The ticket asks John to refactor one of the classes, so that it can properly handle the recently added database table fields. John is familiar with the database interactions, so he completes the task very soon. However, John is hesitated to push his changes as he has not checked that they work properly. He realizes that he has no idea how to run the project locally, how to execute the code he has altered or how to verify that these changes are correct and have no errors. He feels lost by the questions to which he has no answer: “Do I need to run a database instance locally or to connect to a remote one?”, “How do I set up a configuration file, so that it starts the scheduled job to run and trigger my code?”, “What configuration profile should I use locally and what are the differences between them?” At last, John decides to jump into the “test” folder to see if its contents can give him some guidance.

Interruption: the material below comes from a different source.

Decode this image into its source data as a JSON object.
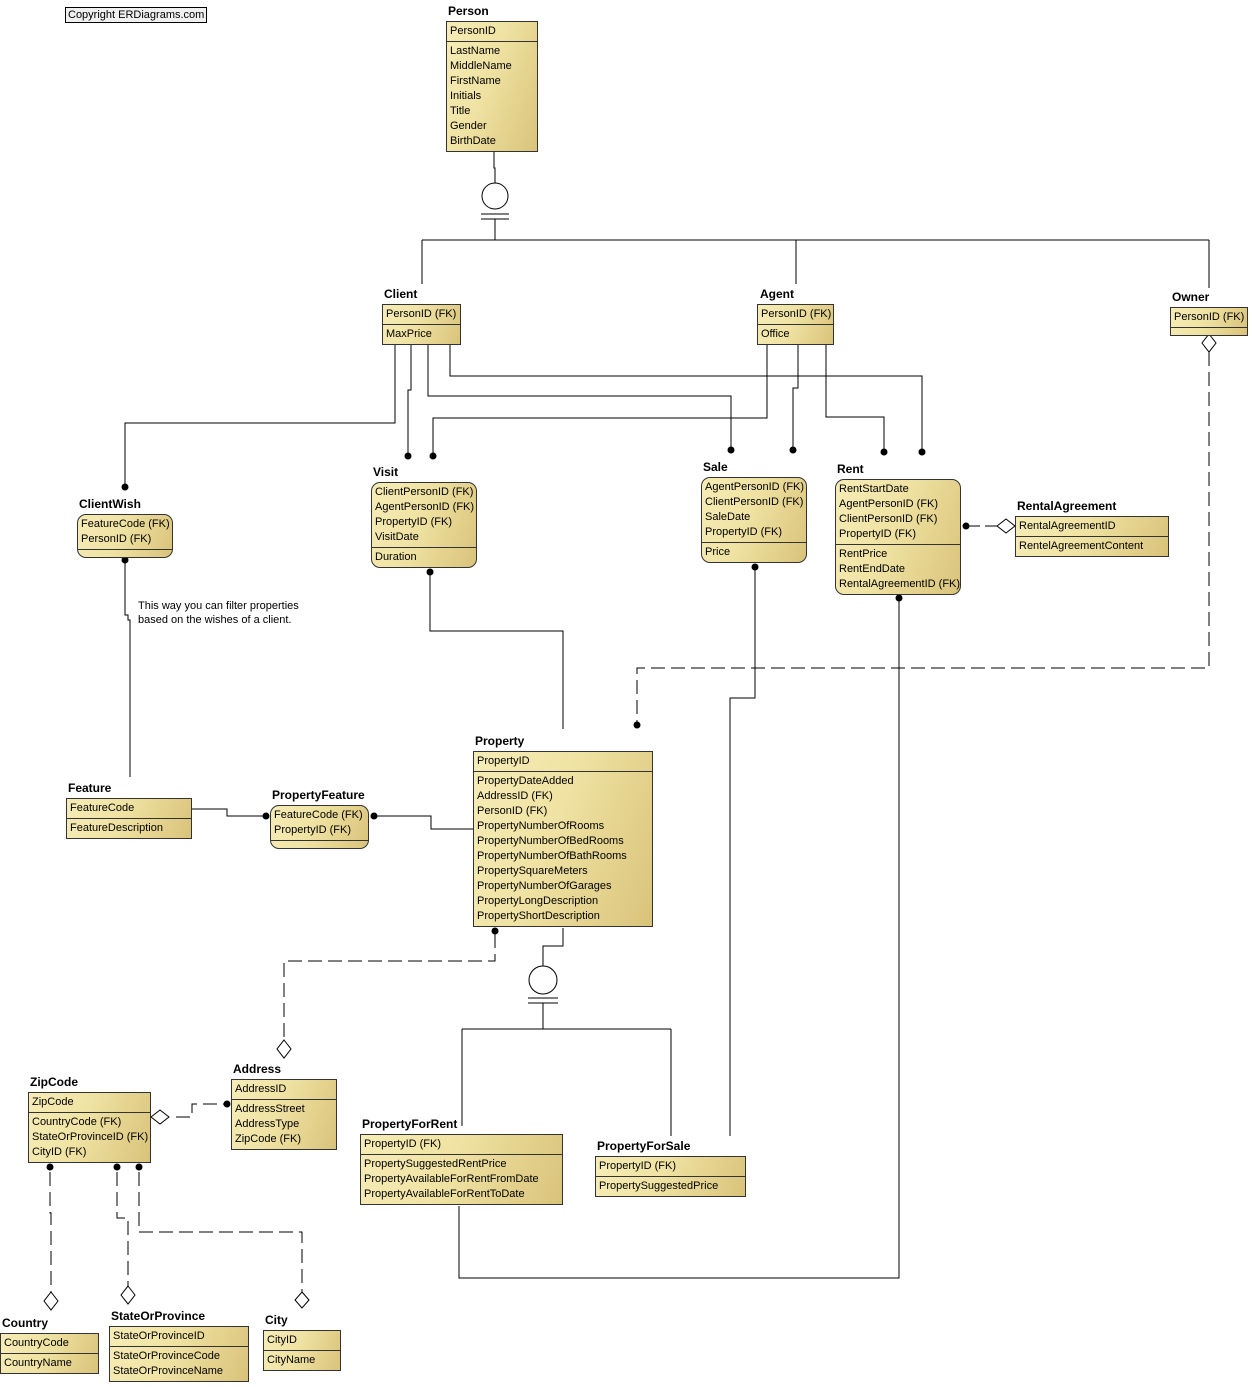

Lucky for him, John finds multiple test suits, which verify the operation of the database interaction layer. He also notices that these test suites have database migration scripts and docker scripts attached to them. His IDE also “recognizes” these tests and allows him to run them with a click of a button. Intuition guides John to see if he can use an existing test to help him check his code. After some time, he finds the right test, fixes it to match the new changes and runs it.

John’s experience showcases a number of important practices associated with tests.

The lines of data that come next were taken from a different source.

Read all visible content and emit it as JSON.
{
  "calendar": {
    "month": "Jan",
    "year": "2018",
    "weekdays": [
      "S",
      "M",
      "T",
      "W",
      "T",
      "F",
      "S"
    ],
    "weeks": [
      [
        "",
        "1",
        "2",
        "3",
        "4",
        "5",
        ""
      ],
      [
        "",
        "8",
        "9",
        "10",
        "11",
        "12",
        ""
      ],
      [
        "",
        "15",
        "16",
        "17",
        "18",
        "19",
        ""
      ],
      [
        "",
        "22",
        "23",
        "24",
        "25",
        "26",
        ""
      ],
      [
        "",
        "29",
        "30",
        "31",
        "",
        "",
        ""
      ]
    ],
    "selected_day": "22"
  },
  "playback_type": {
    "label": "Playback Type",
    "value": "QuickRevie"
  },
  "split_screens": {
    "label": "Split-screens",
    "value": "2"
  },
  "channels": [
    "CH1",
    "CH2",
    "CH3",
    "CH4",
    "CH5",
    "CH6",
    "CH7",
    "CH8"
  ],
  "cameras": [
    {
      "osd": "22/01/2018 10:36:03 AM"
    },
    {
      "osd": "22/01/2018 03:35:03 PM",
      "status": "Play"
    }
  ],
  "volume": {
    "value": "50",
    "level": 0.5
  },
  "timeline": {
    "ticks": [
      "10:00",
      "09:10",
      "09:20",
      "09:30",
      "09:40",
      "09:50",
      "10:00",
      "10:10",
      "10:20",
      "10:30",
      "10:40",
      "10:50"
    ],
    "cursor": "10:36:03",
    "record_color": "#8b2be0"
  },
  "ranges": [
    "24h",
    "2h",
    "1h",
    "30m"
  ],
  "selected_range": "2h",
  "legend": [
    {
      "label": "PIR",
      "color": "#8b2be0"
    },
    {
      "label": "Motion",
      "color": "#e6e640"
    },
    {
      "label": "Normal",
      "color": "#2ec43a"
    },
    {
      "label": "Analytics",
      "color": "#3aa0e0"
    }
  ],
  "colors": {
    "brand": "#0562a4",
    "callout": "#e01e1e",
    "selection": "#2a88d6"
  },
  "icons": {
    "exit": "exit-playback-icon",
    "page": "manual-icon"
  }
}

  1. Project design and configuration must lead the developers towards using tests for verification of any made changes.

    Instead of instructing every developer how to set up the necessary environment to run the project locally, create test suites that can automatically set up the necessary environment before running the tests and teardown it afterwards. (using TestContainers or DbUnit, for example). With every pull request the amount of tests will naturally grow, giving the developers (and the management) the ability to introduce changes easily with the support of the test safety net.

  2. Tests must be treated as a project knowledge base.

    Every added test will take away the information from the developers and make the project more team-independent. Whenever a practical example of how to use a certain complex class is needed, developers will refer to the tests, rather than colleagues (who might have already left the company), wiki (which might be out of date) or endless trial and error experiments.

  3. All unit tests must pass before submitting a pull request.

    By running tests every time a new piece of code is added we put trust in our project, rather than in our people. Without passing all tests beforehand, developers must not be able to apply to the code review process, which will quickly get them used to run all unit tests before pushing their local changes to the remote repository.